DOSEN : RAMITA HAPSARI
NAMA : AKSAN
QOMARULLAH
NPM :
10116472
KELAS : 1KA19
SEJARAH HIDUP BUNG KARNO
Ir Soekarno dikenal
sebagai Presiden pertama Republik Indonesia dan juga sebagai Pahlawan
Proklamasi, Soekarnoyang biasa dipanggil Bung Karno,
lahir di Blitar, Jawa Timur, 6 Juni 1901 dan wafat pada tanggal 21 Juni 1970 di
Jakarta. Saat ia lahir dinamakan Koesno Sosrodihardjo. Ayahnya bernama Raden
Soekemi Sosrodihardjo dan ibunya Ida Ayu Nyoman Rai. Semasa hidupnya, beliau
mempunyai tiga istri dan dikaruniai delapan anak. Dari istri Fatmawati
mempunyai anak Guntur, Megawati, Rachmawati, Sukmawati dan Guruh. Dari istri
Hartini mempunyai Taufan dan Bayu, sedangkan dari istri Ratna Sari Dewi, wanita
turunan Jepang bernama asli Naoko Nemoto mempunyai anak Kartika.

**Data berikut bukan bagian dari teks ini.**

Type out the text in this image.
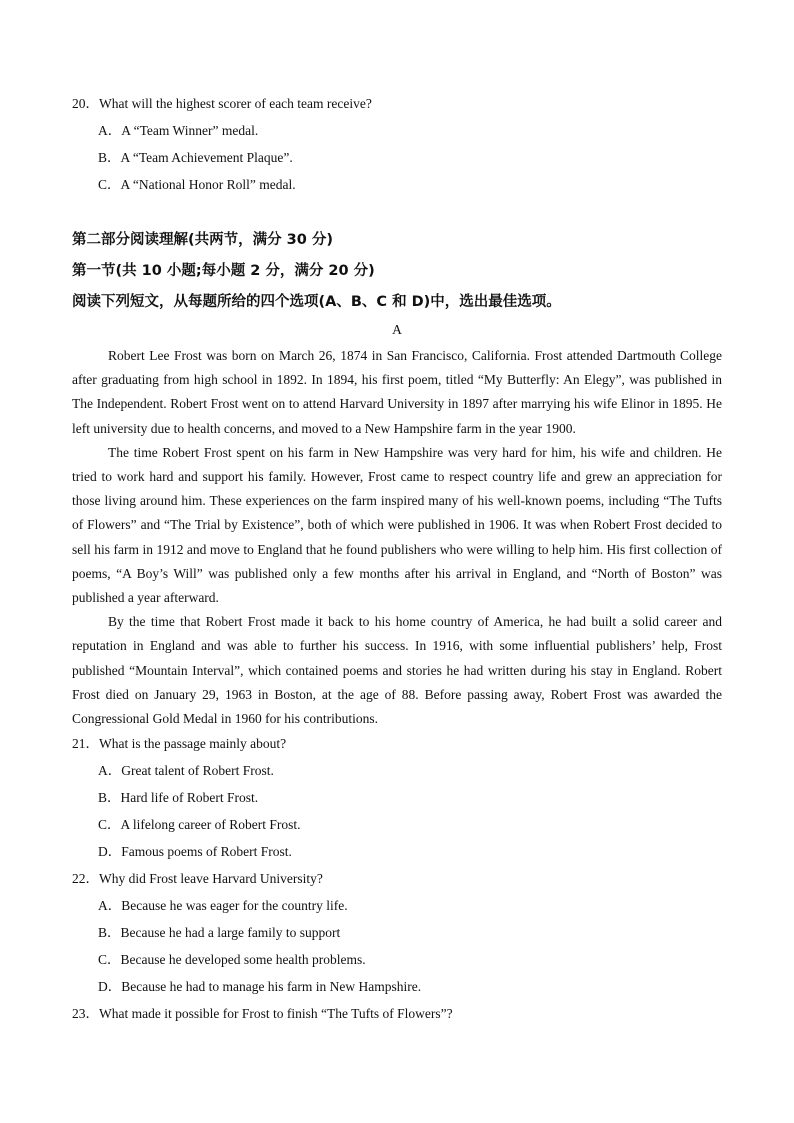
20．What will the highest scorer of each team receive?

A．A “Team Winner” medal.

B．A “Team Achievement Plaque”.

C．A “National Honor Roll” medal.

第二部分阅读理解(共两节，满分 30 分)

第一节(共 10 小题;每小题 2 分，满分 20 分)

阅读下列短文，从每题所给的四个选项(A、B、C 和 D)中，选出最佳选项。

A

Robert Lee Frost was born on March 26, 1874 in San Francisco, California. Frost attended Dartmouth College after graduating from high school in 1892. In 1894, his first poem, titled “My Butterfly: An Elegy”, was published in The Independent. Robert Frost went on to attend Harvard University in 1897 after marrying his wife Elinor in 1895. He left university due to health concerns, and moved to a New Hampshire farm in the year 1900.

The time Robert Frost spent on his farm in New Hampshire was very hard for him, his wife and children. He tried to work hard and support his family. However, Frost came to respect country life and grew an appreciation for those living around him. These experiences on the farm inspired many of his well-known poems, including “The Tufts of Flowers” and “The Trial by Existence”, both of which were published in 1906. It was when Robert Frost decided to sell his farm in 1912 and move to England that he found publishers who were willing to help him. His first collection of poems, “A Boy’s Will” was published only a few months after his arrival in England, and “North of Boston” was published a year afterward.

By the time that Robert Frost made it back to his home country of America, he had built a solid career and reputation in England and was able to further his success. In 1916, with some influential publishers’ help, Frost published “Mountain Interval”, which contained poems and stories he had written during his stay in England. Robert Frost died on January 29, 1963 in Boston, at the age of 88. Before passing away, Robert Frost was awarded the Congressional Gold Medal in 1960 for his contributions.

21．What is the passage mainly about?

A．Great talent of Robert Frost.

B．Hard life of Robert Frost.

C．A lifelong career of Robert Frost.

D．Famous poems of Robert Frost.

22．Why did Frost leave Harvard University?

A．Because he was eager for the country life.

B．Because he had a large family to support

C．Because he developed some health problems.

D．Because he had to manage his farm in New Hampshire.

23．What made it possible for Frost to finish “The Tufts of Flowers”?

Masa kecil Soekarno hanya beberapa tahun hidup bersama orang
tuanya di Blitar. Semasa SD hingga tamat, beliau tinggal di Surabaya, indekos
di rumah Haji Oemar Said Tokroaminoto, politisi kawakan pendiri Syarikat Islam.
Kemudian melanjutkan sekolah di HBS (Hoogere Burger School). Saat belajar di
HBS itu, Soekarno telah menggembleng jiwa nasionalismenya. Selepas lulus HBS
tahun 1920, pindah ke Bandung dan melanjut ke THS (Technische Hoogeschool atau
sekolah Tekhnik Tinggi yang sekarang menjadi IT. Ia berhasil meraih gelar “Ir”
pada 25 Mei 1926.
Kemudian, beliau merumuskan ajaran Marhaenisme dan mendirikan
PNI (Partai Nasional lndonesia) pada 4 Juli 1927, dengan tujuan Indonesia Merdeka. Akibatnya,
Belanda memasukkannya ke penjara Sukamiskin, Bandung pada 29 Desember
1929.
Saat dipenjara, Soekarno mengandalkan hidupnya dari sang istri.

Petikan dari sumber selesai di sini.